Ashly Audio and Danley Sound Labs Collaberation Rejuvenates Jewish Community

The Raleigh-Cary Jewish Community Center in Raleigh, North Carolina is set in a beautiful, thirty-acre campus that features the Steven N. Guld Family Center, an outdoor pool, fascinating walking trails, a stocked lake, an amphitheatre, a basketball court, and a playground. The centre is in the midst of a sizeable expansion, which started with a renovation of the family centre and an update of the pool facilities. Among the many improvements are new sound reinforcement systems both for the centre’s 100-seat multipurpose room and for the pool. Local A/V integration firm Avant Systems Integration designed and installed the new sound systems, relying on Ashly Audio DSP, amplification, and user control to power a 5.1 Danley surround system for the multipurpose room and a Danley OS-80 fully weatherised loudspeaker for the pool.

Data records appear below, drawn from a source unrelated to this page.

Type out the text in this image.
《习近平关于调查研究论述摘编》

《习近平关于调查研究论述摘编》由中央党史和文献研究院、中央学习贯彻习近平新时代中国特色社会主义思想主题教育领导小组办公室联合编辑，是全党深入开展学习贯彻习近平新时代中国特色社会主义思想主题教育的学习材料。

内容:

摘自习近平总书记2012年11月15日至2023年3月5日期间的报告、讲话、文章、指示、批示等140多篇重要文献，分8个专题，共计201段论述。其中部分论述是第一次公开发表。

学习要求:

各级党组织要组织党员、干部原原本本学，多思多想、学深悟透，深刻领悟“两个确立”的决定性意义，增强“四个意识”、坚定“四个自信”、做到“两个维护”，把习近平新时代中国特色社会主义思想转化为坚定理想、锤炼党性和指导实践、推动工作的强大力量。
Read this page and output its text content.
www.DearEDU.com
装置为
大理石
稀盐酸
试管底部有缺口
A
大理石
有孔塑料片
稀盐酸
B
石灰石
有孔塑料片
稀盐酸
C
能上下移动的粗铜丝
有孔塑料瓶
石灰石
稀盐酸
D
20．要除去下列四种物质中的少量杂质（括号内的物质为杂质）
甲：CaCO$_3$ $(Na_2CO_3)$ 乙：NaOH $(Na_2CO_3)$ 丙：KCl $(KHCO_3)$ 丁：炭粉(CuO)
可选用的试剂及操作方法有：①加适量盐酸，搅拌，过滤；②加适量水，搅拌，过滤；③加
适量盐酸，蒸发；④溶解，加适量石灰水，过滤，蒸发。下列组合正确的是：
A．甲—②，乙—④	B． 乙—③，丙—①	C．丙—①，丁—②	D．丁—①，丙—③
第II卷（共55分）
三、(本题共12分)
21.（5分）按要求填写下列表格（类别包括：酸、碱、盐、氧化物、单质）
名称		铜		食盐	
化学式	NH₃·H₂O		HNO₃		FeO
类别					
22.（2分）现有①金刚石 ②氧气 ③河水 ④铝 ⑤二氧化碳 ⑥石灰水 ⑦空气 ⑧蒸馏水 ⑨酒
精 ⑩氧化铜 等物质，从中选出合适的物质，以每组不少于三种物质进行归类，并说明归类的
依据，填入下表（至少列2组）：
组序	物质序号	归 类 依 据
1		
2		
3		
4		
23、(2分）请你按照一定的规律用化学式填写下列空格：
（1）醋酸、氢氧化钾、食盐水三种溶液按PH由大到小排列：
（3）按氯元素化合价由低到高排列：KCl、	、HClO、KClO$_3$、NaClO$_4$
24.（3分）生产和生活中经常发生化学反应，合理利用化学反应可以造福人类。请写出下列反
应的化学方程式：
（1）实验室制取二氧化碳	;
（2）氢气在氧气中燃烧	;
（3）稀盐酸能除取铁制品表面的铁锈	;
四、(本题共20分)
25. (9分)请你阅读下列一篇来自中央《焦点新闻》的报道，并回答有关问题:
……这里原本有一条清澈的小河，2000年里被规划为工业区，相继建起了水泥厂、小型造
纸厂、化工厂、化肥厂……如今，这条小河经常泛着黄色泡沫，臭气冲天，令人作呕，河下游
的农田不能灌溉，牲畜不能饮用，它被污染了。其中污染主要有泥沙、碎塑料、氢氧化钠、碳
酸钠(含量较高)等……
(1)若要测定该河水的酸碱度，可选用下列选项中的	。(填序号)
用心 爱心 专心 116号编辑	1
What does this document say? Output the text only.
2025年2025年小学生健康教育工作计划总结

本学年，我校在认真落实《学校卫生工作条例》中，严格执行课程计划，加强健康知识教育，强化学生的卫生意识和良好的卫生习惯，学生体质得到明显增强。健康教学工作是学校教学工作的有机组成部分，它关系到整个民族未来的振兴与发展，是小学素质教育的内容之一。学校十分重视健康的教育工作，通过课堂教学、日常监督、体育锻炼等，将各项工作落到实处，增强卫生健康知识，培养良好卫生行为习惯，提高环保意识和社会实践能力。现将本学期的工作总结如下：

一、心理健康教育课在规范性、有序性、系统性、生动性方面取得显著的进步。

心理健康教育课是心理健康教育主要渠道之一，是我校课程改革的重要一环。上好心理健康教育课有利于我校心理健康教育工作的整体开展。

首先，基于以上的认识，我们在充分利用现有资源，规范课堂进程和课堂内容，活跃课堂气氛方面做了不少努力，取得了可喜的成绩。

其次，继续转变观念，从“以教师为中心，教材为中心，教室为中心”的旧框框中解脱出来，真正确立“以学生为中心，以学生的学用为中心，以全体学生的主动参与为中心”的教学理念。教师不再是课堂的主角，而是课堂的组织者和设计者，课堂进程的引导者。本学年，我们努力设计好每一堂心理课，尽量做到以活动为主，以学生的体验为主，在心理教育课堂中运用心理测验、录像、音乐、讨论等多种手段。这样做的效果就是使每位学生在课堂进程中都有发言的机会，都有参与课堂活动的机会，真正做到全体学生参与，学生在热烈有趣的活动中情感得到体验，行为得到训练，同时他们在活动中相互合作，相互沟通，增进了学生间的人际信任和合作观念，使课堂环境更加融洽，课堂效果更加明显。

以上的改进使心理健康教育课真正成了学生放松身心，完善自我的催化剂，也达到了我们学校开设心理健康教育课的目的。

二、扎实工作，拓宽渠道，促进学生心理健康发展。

Scott Carneval, President of Avant explained further: “Designing the system for the multipurpose room was challenging because of all the various ways in which they hoped to use it. First, they wanted a solid 5.1 surround sound system for movie nights, but that potentially conflicted with its use for presentations and meetings, where a distributed system would normally be the solution. Fortunately we were able to call on Danley’s uniquely accurate phase coherence, which reduces feedback in the first place, and on Ashly’s effective feedback suppression software for anything the Danleys didn’t keep from popping up.”

An Ashly Pema 4125 combined 8×8 matrix Protea digital processor and four-channel 125W network amp collects inputs from four Shure wireless microphones (two handhelds and two lavalieres, with a distributed antenna system that covers the multipurpose room and the pool) and various music input sources (chiefly Sonos Connect) and input plates. The Pema 4125’s amplifier channels power generic in-ceiling loudspeakers in adjoining overflow rooms and in the pool snack shop. A pair of its DSP outputs feed an Ashly ne8250.pe eight-channel 250W network amplifier with additional onboard DSP, which powers five Danley SH-Micro loudspeakers and (using two bridged channels) a Danley CS-30 theatrical subwoofer.

The beauty of the design is that the ne8250.pe’s remaining six inputs accept the output from a Denon DN-500AV surround-sound preamplifier, which keeps the 5.1 signal in the 5.1 room, whereas any other input can be fed through to any other location in the facility. Moreover, presentations and other input types only get routed to the front two loudspeakers. A 137-inch Da-Lite motorised screen at the front of the room complements a Hitachi CP-WX8255A projector. A Denon Blu-ray player, Apple TV, and a computer input serve as sources to the video system. Although Scott and his team briefly considered using a generic A/V receiver for the 5.1 system, what was actually needed was Ashly’s power to drive the system with enough headroom. Moreover, Ashly’s sophisticated equalisation and dynamics processing really tuned the system properly.

An additional output from the Ashly Pema 4125 feeds an Ashly KLR-3200 two-channel 1600W amplifier, which in turn powers the weatherised Danley OS-80 that covers the pool (its other channel will eventually power a Danley subwoofer that was cut from the original system for want of budget). Everyone at the community centre originally wanted a distributed sound system for the pool, but the cost of wiring the whole thing made the Danley OS-80 the more cost-effective option, not to mention the fact that they have plans to replace the pool in the next several years. The OS-80 covers the entire area, and it covers it with way better sound quality than they would have gotten with a conventional distributed system. Danley’s mounting hardware made it easy to attach the OS-80 to the side of the nearest building.

Despite everything going on under the hood, the system is simple from the user’s perspective. Scott’s team’s original plan was to have a third party controller that would control the video and audio systems together, but they couldn’t swing it, budget wise, which is why Ashly’s free iPad (and now iPhone) app is such a game changer. As far as the audio is concerned, it’s better than any third party controller, and it allowed Scott’s team to stay within their budget while still making it easy for the staff to use. There’s a separate page for each room, with source select, volume, and mute. There is also nothing else for them to worry about or be confused by.

Already a hit, the new sound reinforcement systems at the Raleigh-Cary Jewish Community Center will undoubtedly inspire similar systems in the buildings and facilities that are slated for construction in the coming years.